The Duke had been Member of Parliament for Sutherland until his father’s death in 1861; but he took little interest in politics, unlike many others of the Prince’s rich friends who combined public duty with private pleasure. Lord Cadogan, for example, was one of those Etonians who had been allowed to visit the Prince at Windsor when they were boys and who had accompanied him on his holiday in the Lake District; he accepted office under Disraeli, later joined the Cabinet as Lord Lieutenant of Ireland and became the first mayor of Chelsea where, as lord of the manor, he owned an extremely valuable estate. Charles Wynn-Carrington, who succeeded his father as third Baron Carrington in 1868, became Governor of New South Wales and was later given a seat in the Cabinet. Lord Hartington, afterwards eighth Duke of Devonshire, another intimate friend, also distinguished himself in public life as well as in the world of sport, occupying important positions in various governments while remaining, as Lord Rosebery said, ‘the most magnificent of hosts’. Such, too, was the case with Lord Spencer, the Prince’s Groom of the Stole, who became Lord-Lieutenant of Ireland, Lord President of the Council and subsequently First Lord of the Admiralty.
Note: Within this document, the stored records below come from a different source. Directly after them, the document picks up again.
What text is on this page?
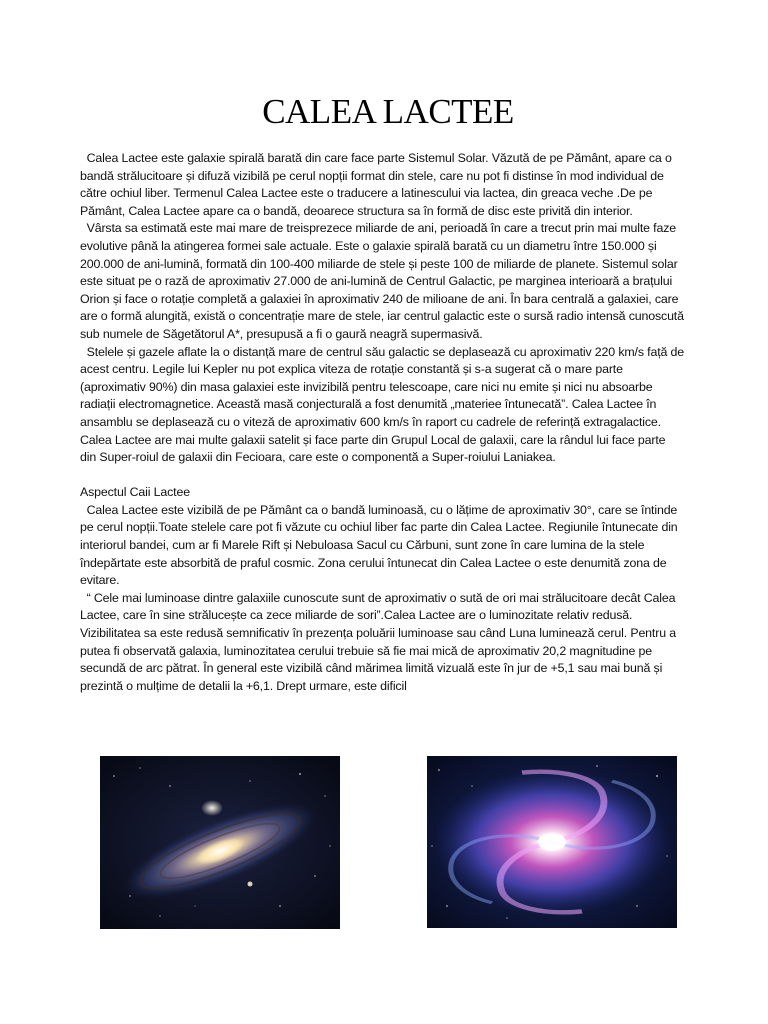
CALEA LACTEE

Calea Lactee este galaxie spirală barată din care face parte Sistemul Solar. Văzută de pe Pământ, apare ca o bandă strălucitoare și difuză vizibilă pe cerul nopții format din stele, care nu pot fi distinse în mod individual de către ochiul liber. Termenul Calea Lactee este o traducere a latinescului via lactea, din greaca veche .De pe Pământ, Calea Lactee apare ca o bandă, deoarece structura sa în formă de disc este privită din interior.

Vârsta sa estimată este mai mare de treisprezece miliarde de ani, perioadă în care a trecut prin mai multe faze evolutive până la atingerea formei sale actuale. Este o galaxie spirală barată cu un diametru între 150.000 și 200.000 de ani-lumină, formată din 100-400 miliarde de stele și peste 100 de miliarde de planete. Sistemul solar este situat pe o rază de aproximativ 27.000 de ani-lumină de Centrul Galactic, pe marginea interioară a brațului Orion și face o rotație completă a galaxiei în aproximativ 240 de milioane de ani. În bara centrală a galaxiei, care are o formă alungită, există o concentrație mare de stele, iar centrul galactic este o sursă radio intensă cunoscută sub numele de Săgetătorul A*, presupusă a fi o gaură neagră supermasivă.

Stelele și gazele aflate la o distanță mare de centrul său galactic se deplasează cu aproximativ 220 km/s față de acest centru. Legile lui Kepler nu pot explica viteza de rotație constantă și s-a sugerat că o mare parte (aproximativ 90%) din masa galaxiei este invizibilă pentru telescoape, care nici nu emite și nici nu absoarbe radiații electromagnetice. Această masă conjecturală a fost denumită „materiee întunecată”. Calea Lactee în ansamblu se deplasează cu o viteză de aproximativ 600 km/s în raport cu cadrele de referință extragalactice.

Calea Lactee are mai multe galaxii satelit și face parte din Grupul Local de galaxii, care la rândul lui face parte din Super-roiul de galaxii din Fecioara, care este o componentă a Super-roiului Laniakea.

Aspectul Caii Lactee

Calea Lactee este vizibilă de pe Pământ ca o bandă luminoasă, cu o lățime de aproximativ 30°, care se întinde pe cerul nopții.Toate stelele care pot fi văzute cu ochiul liber fac parte din Calea Lactee. Regiunile întunecate din interiorul bandei, cum ar fi Marele Rift și Nebuloasa Sacul cu Cărbuni, sunt zone în care lumina de la stele îndepărtate este absorbită de praful cosmic. Zona cerului întunecat din Calea Lactee o este denumită zona de evitare.

“ Cele mai luminoase dintre galaxiile cunoscute sunt de aproximativ o sută de ori mai strălucitoare decât Calea Lactee, care în sine strălucește ca zece miliarde de sori”.Calea Lactee are o luminozitate relativ redusă. Vizibilitatea sa este redusă semnificativ în prezența poluării luminoase sau când Luna luminează cerul. Pentru a putea fi observată galaxia, luminozitatea cerului trebuie să fie mai mică de aproximativ 20,2 magnitudine pe secundă de arc pătrat. În general este vizibilă când mărimea limită vizuală este în jur de +5,1 sau mai bună și prezintă o mulțime de detalii la +6,1. Drept urmare, este dificil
Even Henry Chaplin, who was a Member of Parliament for thirty-eight years, joined the Cabinet as President of the Board of Agriculture.
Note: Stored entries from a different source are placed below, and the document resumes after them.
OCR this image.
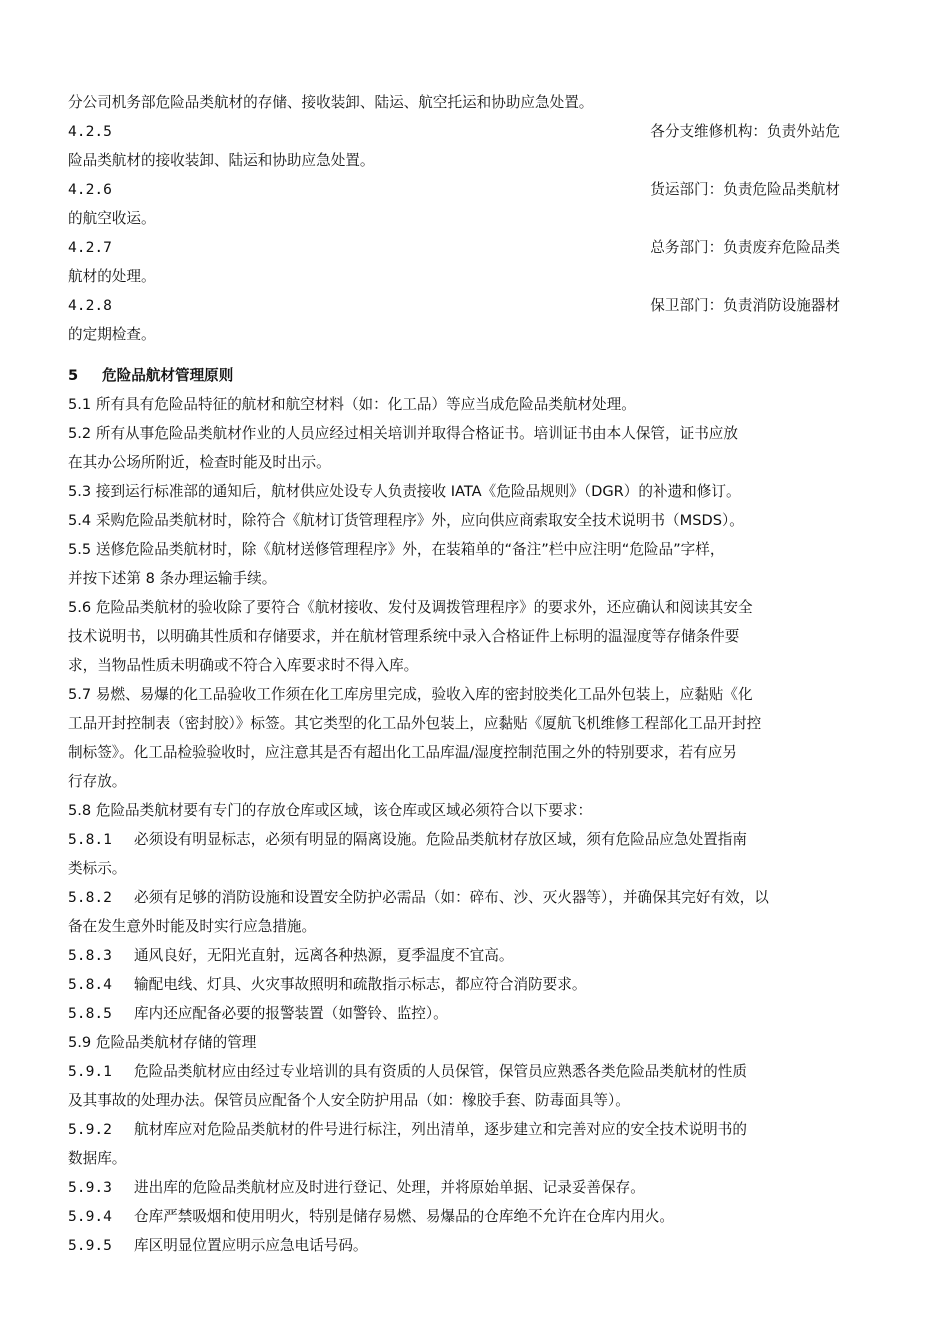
分公司机务部危险品类航材的存储、接收装卸、陆运、航空托运和协助应急处置。
4.2.5	各分支维修机构：负责外站危
险品类航材的接收装卸、陆运和协助应急处置。
4.2.6	货运部门：负责危险品类航材
的航空收运。
4.2.7	总务部门：负责废弃危险品类
航材的处理。
4.2.8	保卫部门：负责消防设施器材
的定期检查。
5 危险品航材管理原则
5.1 所有具有危险品特征的航材和航空材料（如：化工品）等应当成危险品类航材处理。
5.2 所有从事危险品类航材作业的人员应经过相关培训并取得合格证书。培训证书由本人保管，证书应放
在其办公场所附近，检查时能及时出示。
5.3 接到运行标准部的通知后，航材供应处设专人负责接收 IATA《危险品规则》（DGR）的补遗和修订。
5.4 采购危险品类航材时，除符合《航材订货管理程序》外，应向供应商索取安全技术说明书（MSDS）。
5.5 送修危险品类航材时，除《航材送修管理程序》外，在装箱单的“备注”栏中应注明“危险品”字样，
并按下述第 8 条办理运输手续。
5.6 危险品类航材的验收除了要符合《航材接收、发付及调拨管理程序》的要求外，还应确认和阅读其安全
技术说明书，以明确其性质和存储要求，并在航材管理系统中录入合格证件上标明的温湿度等存储条件要
求，当物品性质未明确或不符合入库要求时不得入库。
5.7 易燃、易爆的化工品验收工作须在化工库房里完成，验收入库的密封胶类化工品外包装上，应黏贴《化
工品开封控制表（密封胶）》标签。其它类型的化工品外包装上，应黏贴《厦航飞机维修工程部化工品开封控
制标签》。化工品检验验收时，应注意其是否有超出化工品库温/湿度控制范围之外的特别要求，若有应另
行存放。
5.8 危险品类航材要有专门的存放仓库或区域，该仓库或区域必须符合以下要求：
5.8.1 必须设有明显标志，必须有明显的隔离设施。危险品类航材存放区域，须有危险品应急处置指南
类标示。
5.8.2 必须有足够的消防设施和设置安全防护必需品（如：碎布、沙、灭火器等），并确保其完好有效，以
备在发生意外时能及时实行应急措施。
5.8.3 通风良好，无阳光直射，远离各种热源，夏季温度不宜高。
5.8.4 输配电线、灯具、火灾事故照明和疏散指示标志，都应符合消防要求。
5.8.5 库内还应配备必要的报警装置（如警铃、监控）。
5.9 危险品类航材存储的管理
5.9.1 危险品类航材应由经过专业培训的具有资质的人员保管，保管员应熟悉各类危险品类航材的性质
及其事故的处理办法。保管员应配备个人安全防护用品（如：橡胶手套、防毒面具等）。
5.9.2 航材库应对危险品类航材的件号进行标注，列出清单，逐步建立和完善对应的安全技术说明书的
数据库。
5.9.3 进出库的危险品类航材应及时进行登记、处理，并将原始单据、记录妥善保存。
5.9.4 仓库严禁吸烟和使用明火，特别是储存易燃、易爆品的仓库绝不允许在仓库内用火。
5.9.5 库区明显位置应明示应急电话号码。
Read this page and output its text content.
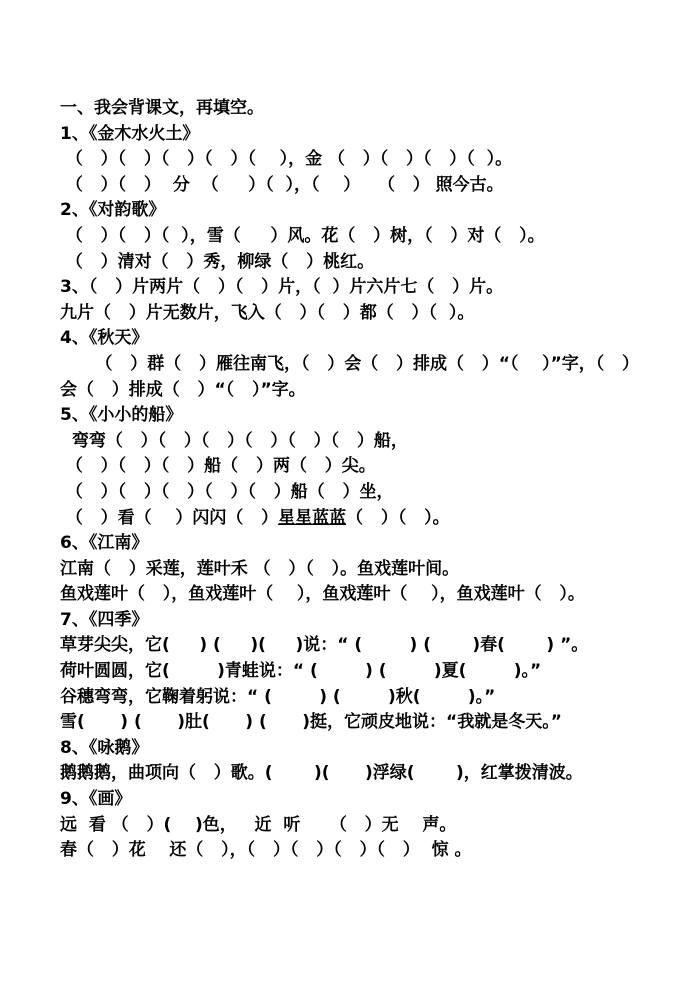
一、我会背课文，再填空。
1、《金木水火土》
（   ）（   ）（   ）（   ）（    ），金 （   ）（   ）（   ）（  ）。
（   ）（   ）  分  （     ）（  ），（    ）   （   ） 照今古。
2、《对韵歌》
（   ）（   ）（  ），雪（     ）风。花（   ）树，（   ）对（   ）。
（   ）清对（   ）秀，柳绿（   ）桃红。
3、（   ）片两片（   ）（   ）片，（  ）片六片七（   ）片。
九片（   ）片无数片，飞入（   ）（   ）都（   ）（  ）。
4、《秋天》
（   ）群（   ）雁往南飞，（   ）会（   ）排成（   ）“（    ）”字，（   ）
会（   ）排成（   ）“（   ）”字。
5、《小小的船》
弯弯（   ）（   ）（   ）（   ）（   ）（   ）船，
（   ）（   ）（   ）船（   ）两（   ）尖。
（   ）（   ）（   ）（   ）（   ）船（   ）坐，
（   ）看（    ）闪闪（   ）星星蓝蓝（   ）（   ）。
6、《江南》
江南（   ）采莲，莲叶禾 （   ）（   ）。鱼戏莲叶间。
鱼戏莲叶（   ），鱼戏莲叶（    ），鱼戏莲叶（    ），鱼戏莲叶（   ）。
7、《四季》
草芽尖尖，它(     ) (     )(     )说：“ (        ) (       )春(       ) ”。
荷叶圆圆，它(        )青蛙说：“ (        ) (        )夏(        )。”
谷穗弯弯，它鞠着躬说：“ (        ) (        )秋(        )。”
雪(      ) (      )肚(      ) (      )挺，它顽皮地说：“我就是冬天。”
8、《咏鹅》
鹅鹅鹅，曲项向（   ）歌。(       )(      )浮绿(       )，红掌拨清波。
9、《画》
远  看 （   ）(    )色，   近  听     （   ）无    声。
春（   ）花    还（   ），（   ）（   ）（   ）（   ）  惊 。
Yet much as he relished the company of rich sportsmen whose political ambitions he encouraged, the Prince never neglected those more staid friends and mentors who had claims upon his regard. Indeed, he prided himself, with justification, upon his loyalty, as he did upon his readiness to forgive those who had offended him or ruffled his quick temper. ‘I may and have many faults,’ he once wrote. ‘No one is more alive to them than I am; but I have held one great principle in life from which I will never waver, and that is loyalty to one’s friends, and defending them if possible when they get into trouble.’ Neither Dean Stanley nor Dean Wellesley nor Canon Kingsley had need of his defence, but they all had cause to appreciate his continuing friendship throughout their lives. They were made to feel as welcome at his table as those aristocrats and actors, politicians and bankers, sportsmen and diplomatists, Scottish financiers, Frenchmen and Germans, Americans and Jews whom he was known to find so stimulating. They could expect to meet such wits and anecdotists as Lord Houghton, the charming dilettante and poet, friend of Carlyle and champion of Swinburne; Ralph Bernal Osborne, the brilliant orator who changed his constituency so often in his parliamentary career that his friend, Disraeli, claimed that he could never remember what place he represented; Dr Frederic Hervey Foster Quin, the eccentric homeopath, friend of Dickens and Thackeray and follower of the fashions set by Count d’Orsay, who, after going to Italy as travelling physician to the Duchess of Devonshire, had become the doctor of Prince Leopold and the Duchess of Cambridge; and Lord Granville, whose bons mots the Prince admitted he tried to palm off as his own.